The nthread option is not used for all routines. The best way to see which options are used by any particular tester is to look in the testing code (e.g., testing_dgeqrf.cpp). For some option xyz, look for opts.xyz.
In MAGMA, most CPU threading is left to the LAPACK and BLAS libraries. (Exceptions are some eigenvalue routines where MAGMA uses OpenMP.) For instance, with Intel's MKL, set the $MKL_NUM_THREADS environment variable. Some libraries use OpenMP, so setting $OMP_NUM_THREADS works. If you are using ATLAS, according to the FAQ below, the number of threads is fixed at compile time, and you need to link with the threaded ATLAS libraries (-lptcblas -lptf77blas) instead of the serial ATLAS libraries (-lcblas -lf77blas).http://math-atlas.sourceforge.net/faq.html#tnum
In general, the CPU interface transfers the matrix to the GPU, does the computation, then transfers the result back.

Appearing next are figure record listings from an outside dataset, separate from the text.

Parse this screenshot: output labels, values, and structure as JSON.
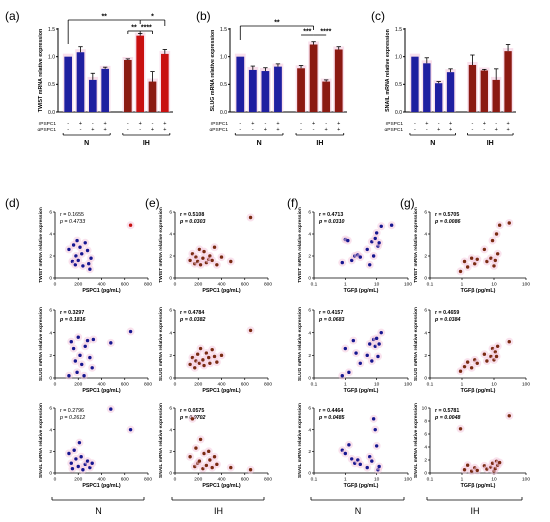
{
  "colors": {
    "blue": "#1f1fa0",
    "red": "#8b1a12",
    "brightRed": "#c81010",
    "dotBlue": "#161690",
    "dotBrown": "#7a2a12",
    "pinkGlow": "#f4c6dc"
  },
  "bar_panels": [
    {
      "label": "(a)",
      "ylabel": "TWIST mRNA relative expression",
      "yticks": [
        "0.0",
        "0.5",
        "1.0",
        "1.5"
      ],
      "ylim": [
        0,
        1.5
      ],
      "group_labels": [
        "N",
        "IH"
      ],
      "row_labels": [
        "rPSPC1",
        "αPSPC1"
      ],
      "row1_marks": [
        "-",
        "+",
        "-",
        "+",
        "-",
        "+",
        "-",
        "+"
      ],
      "row2_marks": [
        "-",
        "-",
        "+",
        "+",
        "-",
        "-",
        "+",
        "+"
      ],
      "significance": [
        "**",
        "**",
        "*",
        "****"
      ]
    },
    {
      "label": "(b)",
      "ylabel": "SLUG mRNA relative expression",
      "yticks": [
        "0.0",
        "0.5",
        "1.0",
        "1.5"
      ],
      "ylim": [
        0,
        1.5
      ],
      "group_labels": [
        "N",
        "IH"
      ],
      "row_labels": [
        "rPSPC1",
        "αPSPC1"
      ],
      "row1_marks": [
        "-",
        "+",
        "-",
        "+",
        "-",
        "+",
        "-",
        "+"
      ],
      "row2_marks": [
        "-",
        "-",
        "+",
        "+",
        "-",
        "-",
        "+",
        "+"
      ],
      "significance": [
        "**",
        "***",
        "****"
      ]
    },
    {
      "label": "(c)",
      "ylabel": "SNAIL mRNA relative expression",
      "yticks": [
        "0.0",
        "0.5",
        "1.0",
        "1.5"
      ],
      "ylim": [
        0,
        1.5
      ],
      "group_labels": [
        "N",
        "IH"
      ],
      "row_labels": [
        "rPSPC1",
        "αPSPC1"
      ],
      "row1_marks": [
        "-",
        "+",
        "-",
        "+",
        "-",
        "+",
        "-",
        "+"
      ],
      "row2_marks": [
        "-",
        "-",
        "+",
        "+",
        "-",
        "-",
        "+",
        "+"
      ],
      "significance": []
    }
  ],
  "scatter_panel_labels": [
    "(d)",
    "(e)",
    "(f)",
    "(g)"
  ],
  "scatter_stats": [
    [
      {
        "r": "r = 0.1655",
        "p": "p = 0.4733"
      },
      {
        "r": "r = 0.5108",
        "p": "p = 0.0303"
      },
      {
        "r": "r = 0.4713",
        "p": "p = 0.0310"
      },
      {
        "r": "r = 0.5705",
        "p": "p = 0.0086"
      }
    ],
    [
      {
        "r": "r = 0.3297",
        "p": "p = 0.1816"
      },
      {
        "r": "r = 0.4784",
        "p": "p = 0.0382"
      },
      {
        "r": "r = 0.4157",
        "p": "p = 0.0683"
      },
      {
        "r": "r = 0.4659",
        "p": "p = 0.0384"
      }
    ],
    [
      {
        "r": "r = 0.2796",
        "p": "p = 0.2612"
      },
      {
        "r": "r = 0.0575",
        "p": "p = 0.9702"
      },
      {
        "r": "r = 0.4464",
        "p": "p = 0.0485"
      },
      {
        "r": "r = 0.5781",
        "p": "p = 0.0048"
      }
    ]
  ],
  "scatter_ylabels": [
    "TWIST mRNA relative expression",
    "SLUG mRNA relative expression",
    "SNAIL mRNA relative expression"
  ],
  "scatter_xlabels": [
    "PSPC1 (pg/mL)",
    "PSPC1 (pg/mL)",
    "TGFβ (pg/mL)",
    "TGFβ (pg/mL)"
  ],
  "linear_xticks": [
    "0",
    "200",
    "400",
    "600",
    "800"
  ],
  "log_xticks": [
    "0.1",
    "1",
    "10",
    "100"
  ],
  "yticks_0_6": [
    "0",
    "2",
    "4",
    "6"
  ],
  "yticks_0_10": [
    "0",
    "2",
    "4",
    "6",
    "8",
    "10"
  ],
  "bottom_group_labels": [
    "N",
    "IH",
    "N",
    "IH"
  ],
  "chart_data": [
    {
      "type": "bar",
      "panel": "(a)",
      "ylabel": "TWIST mRNA relative expression",
      "ylim": [
        0,
        1.5
      ],
      "categories": [
        "N -/-",
        "N +/-",
        "N -/+",
        "N +/+",
        "IH -/-",
        "IH +/-",
        "IH -/+",
        "IH +/+"
      ],
      "values": [
        1.0,
        1.08,
        0.58,
        0.78,
        0.94,
        1.38,
        0.55,
        1.05
      ],
      "errors": [
        0.0,
        0.1,
        0.12,
        0.03,
        0.02,
        0.04,
        0.18,
        0.08
      ]
    },
    {
      "type": "bar",
      "panel": "(b)",
      "ylabel": "SLUG mRNA relative expression",
      "ylim": [
        0,
        1.5
      ],
      "categories": [
        "N -/-",
        "N +/-",
        "N -/+",
        "N +/+",
        "IH -/-",
        "IH +/-",
        "IH -/+",
        "IH +/+"
      ],
      "values": [
        1.0,
        0.76,
        0.74,
        0.82,
        0.79,
        1.22,
        0.55,
        1.13
      ],
      "errors": [
        0.0,
        0.07,
        0.06,
        0.05,
        0.05,
        0.05,
        0.03,
        0.05
      ]
    },
    {
      "type": "bar",
      "panel": "(c)",
      "ylabel": "SNAIL mRNA relative expression",
      "ylim": [
        0,
        1.5
      ],
      "categories": [
        "N -/-",
        "N +/-",
        "N -/+",
        "N +/+",
        "IH -/-",
        "IH +/-",
        "IH -/+",
        "IH +/+"
      ],
      "values": [
        1.0,
        0.88,
        0.52,
        0.72,
        0.85,
        0.75,
        0.58,
        1.1
      ],
      "errors": [
        0.0,
        0.1,
        0.03,
        0.06,
        0.18,
        0.02,
        0.2,
        0.12
      ]
    },
    {
      "type": "scatter",
      "panel": "(d)",
      "group": "N",
      "xlabel": "PSPC1 (pg/mL)",
      "xlim": [
        0,
        800
      ],
      "xscale": "linear",
      "rows": [
        {
          "ylabel": "TWIST mRNA relative expression",
          "ylim": [
            0,
            6
          ],
          "r": "0.1655",
          "p": "0.4733",
          "x": [
            120,
            150,
            160,
            175,
            180,
            190,
            200,
            215,
            230,
            240,
            260,
            280,
            290,
            300,
            310,
            650
          ],
          "y": [
            2.6,
            1.5,
            3.0,
            1.2,
            2.0,
            3.4,
            1.6,
            2.8,
            2.2,
            1.1,
            3.2,
            2.5,
            1.3,
            0.8,
            1.8,
            4.8
          ]
        },
        {
          "ylabel": "SLUG mRNA relative expression",
          "ylim": [
            0,
            6
          ],
          "r": "0.3297",
          "p": "0.1816",
          "x": [
            120,
            140,
            160,
            175,
            190,
            200,
            215,
            230,
            250,
            260,
            280,
            300,
            320,
            330,
            480,
            650
          ],
          "y": [
            0.2,
            3.2,
            2.6,
            1.5,
            0.5,
            3.6,
            2.0,
            1.2,
            0.2,
            2.8,
            3.3,
            1.8,
            0.9,
            3.4,
            3.1,
            4.1
          ]
        },
        {
          "ylabel": "SNAIL mRNA relative expression",
          "ylim": [
            0,
            6
          ],
          "r": "0.2796",
          "p": "0.2612",
          "x": [
            120,
            140,
            150,
            165,
            180,
            200,
            210,
            225,
            240,
            260,
            280,
            300,
            320,
            480,
            650
          ],
          "y": [
            1.8,
            0.9,
            0.4,
            2.1,
            1.3,
            0.6,
            2.8,
            1.5,
            0.3,
            0.8,
            1.1,
            0.5,
            0.9,
            5.9,
            4.0
          ]
        }
      ]
    },
    {
      "type": "scatter",
      "panel": "(e)",
      "group": "IH",
      "xlabel": "PSPC1 (pg/mL)",
      "xlim": [
        0,
        800
      ],
      "xscale": "linear",
      "rows": [
        {
          "ylabel": "TWIST mRNA relative expression",
          "ylim": [
            0,
            6
          ],
          "r": "0.5108",
          "p": "0.0303",
          "x": [
            130,
            150,
            170,
            180,
            195,
            210,
            220,
            240,
            250,
            270,
            290,
            300,
            320,
            340,
            360,
            400,
            480,
            650
          ],
          "y": [
            1.6,
            2.2,
            1.3,
            1.9,
            1.5,
            2.6,
            1.2,
            1.8,
            2.4,
            1.4,
            1.7,
            2.0,
            1.6,
            2.8,
            1.2,
            1.9,
            1.5,
            5.5
          ]
        },
        {
          "ylabel": "SLUG mRNA relative expression",
          "ylim": [
            0,
            6
          ],
          "r": "0.4784",
          "p": "0.0382",
          "x": [
            130,
            150,
            170,
            180,
            195,
            210,
            220,
            240,
            250,
            270,
            290,
            300,
            320,
            340,
            360,
            400,
            650
          ],
          "y": [
            1.2,
            1.8,
            0.9,
            1.5,
            2.1,
            1.3,
            2.6,
            1.6,
            1.1,
            2.2,
            1.8,
            1.3,
            2.5,
            1.9,
            1.4,
            2.0,
            4.2
          ]
        },
        {
          "ylabel": "SNAIL mRNA relative expression",
          "ylim": [
            0,
            6
          ],
          "r": "0.0575",
          "p": "0.9702",
          "x": [
            130,
            150,
            170,
            180,
            195,
            210,
            220,
            240,
            250,
            270,
            290,
            300,
            320,
            340,
            360,
            480,
            650
          ],
          "y": [
            1.5,
            5.0,
            0.6,
            2.3,
            0.9,
            1.1,
            3.1,
            0.4,
            1.8,
            0.7,
            2.0,
            1.2,
            0.5,
            1.5,
            0.8,
            0.5,
            0.3
          ]
        }
      ]
    },
    {
      "type": "scatter",
      "panel": "(f)",
      "group": "N",
      "xlabel": "TGFβ (pg/mL)",
      "xlim": [
        0.1,
        100
      ],
      "xscale": "log",
      "rows": [
        {
          "ylabel": "TWIST mRNA relative expression",
          "ylim": [
            0,
            6
          ],
          "r": "0.4713",
          "p": "0.0310",
          "x": [
            0.8,
            1.0,
            1.2,
            1.6,
            2.0,
            2.5,
            3.0,
            5.0,
            6.0,
            7.0,
            8.0,
            9.0,
            10.0,
            11.0,
            12.0,
            14.0,
            30.0
          ],
          "y": [
            1.4,
            3.5,
            3.4,
            1.6,
            2.0,
            2.1,
            1.9,
            2.6,
            1.2,
            3.3,
            2.0,
            3.6,
            4.1,
            2.9,
            3.2,
            4.7,
            4.8
          ]
        },
        {
          "ylabel": "SLUG mRNA relative expression",
          "ylim": [
            0,
            6
          ],
          "r": "0.4157",
          "p": "0.0683",
          "x": [
            0.8,
            1.0,
            1.3,
            1.8,
            2.2,
            3.0,
            5.0,
            6.0,
            7.0,
            8.0,
            9.0,
            10.0,
            11.0,
            12.0,
            14.0
          ],
          "y": [
            0.2,
            2.6,
            0.5,
            3.3,
            2.2,
            1.3,
            2.0,
            3.0,
            1.5,
            3.4,
            2.8,
            3.5,
            1.9,
            3.0,
            4.0
          ]
        },
        {
          "ylabel": "SNAIL mRNA relative expression",
          "ylim": [
            0,
            6
          ],
          "r": "0.4464",
          "p": "0.0485",
          "x": [
            0.8,
            1.0,
            1.3,
            1.6,
            2.0,
            2.5,
            3.0,
            5.0,
            6.0,
            7.0,
            8.0,
            9.0,
            10.0,
            11.0,
            12.0
          ],
          "y": [
            2.1,
            1.8,
            2.6,
            1.3,
            0.9,
            1.2,
            0.8,
            0.5,
            1.5,
            1.1,
            5.0,
            4.0,
            2.5,
            0.3,
            0.6
          ]
        }
      ]
    },
    {
      "type": "scatter",
      "panel": "(g)",
      "group": "IH",
      "xlabel": "TGFβ (pg/mL)",
      "xlim": [
        0.1,
        100
      ],
      "xscale": "log",
      "rows": [
        {
          "ylabel": "TWIST mRNA relative expression",
          "ylim": [
            0,
            6
          ],
          "r": "0.5705",
          "p": "0.0086",
          "x": [
            0.9,
            1.2,
            1.5,
            2.0,
            2.5,
            3.0,
            5.0,
            6.0,
            8.0,
            9.0,
            10.0,
            11.0,
            12.0,
            13.0,
            15.0,
            30.0
          ],
          "y": [
            0.6,
            1.5,
            1.0,
            1.8,
            1.3,
            1.7,
            2.6,
            1.5,
            1.8,
            3.4,
            1.1,
            1.6,
            4.0,
            2.2,
            4.8,
            5.0
          ]
        },
        {
          "ylabel": "SLUG mRNA relative expression",
          "ylim": [
            0,
            6
          ],
          "r": "0.4659",
          "p": "0.0384",
          "x": [
            0.9,
            1.2,
            1.5,
            2.0,
            2.5,
            3.0,
            5.0,
            6.0,
            8.0,
            9.0,
            10.0,
            11.0,
            12.0,
            13.0,
            30.0
          ],
          "y": [
            0.6,
            1.0,
            1.4,
            0.9,
            1.6,
            1.3,
            2.1,
            1.5,
            1.9,
            2.6,
            1.6,
            2.3,
            1.9,
            2.8,
            3.2
          ]
        },
        {
          "ylabel": "SNAIL mRNA relative expression",
          "ylim": [
            0,
            10
          ],
          "r": "0.5781",
          "p": "0.0048",
          "x": [
            0.9,
            1.2,
            1.5,
            2.0,
            2.5,
            3.0,
            5.0,
            6.0,
            8.0,
            9.0,
            10.0,
            11.0,
            12.0,
            13.0,
            15.0,
            30.0
          ],
          "y": [
            6.8,
            0.5,
            1.2,
            0.3,
            0.8,
            0.4,
            1.1,
            0.6,
            0.9,
            1.5,
            0.3,
            0.7,
            1.8,
            1.2,
            1.6,
            8.8
          ]
        }
      ]
    }
  ]
}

It attempts to hide the transfers by overlapping them with part of the computation. The GPU interface doesn't have to transfer the entire matrix, so it can sometimes be a bit faster. The computation itself is generally exactly the same.

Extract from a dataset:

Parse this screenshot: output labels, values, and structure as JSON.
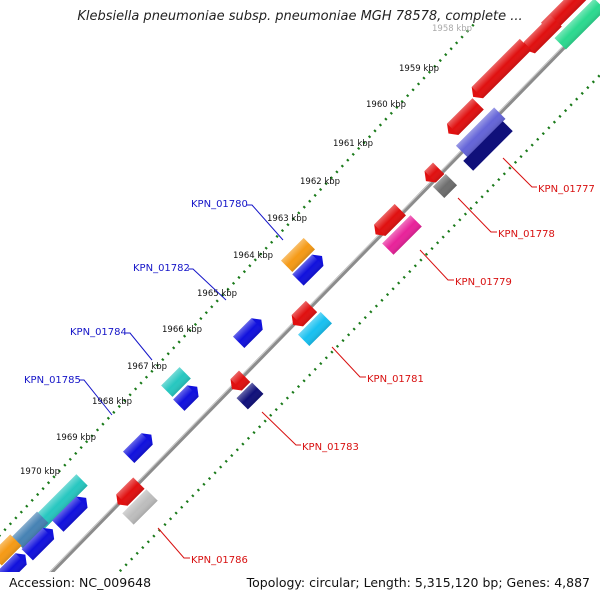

MAGMA uses both the CPU and the GPU simultaneously (in general, depending on the algorithm). For instance, for QR, it does the panel factorization on the CPU while doing the previous trailing matrix update on the GPU. We are working on dynamic scheduling to better utilize all the CPU cores.
Since you have multiple GPUs, you may want to use the multi-GPU routines, denoted with _mgpu or _m.
./testing_dgeqrf_mgpu --ngpu 2
If you set $MAGMA_NUM_GPUS, some CPU interfaces will also use multiple GPUs.
setenv MAGMA_NUM_GPUS 2
Interfaces that do this are: geev_m, gehrd_m, geqrf, gesv, getrf, posv, potrf.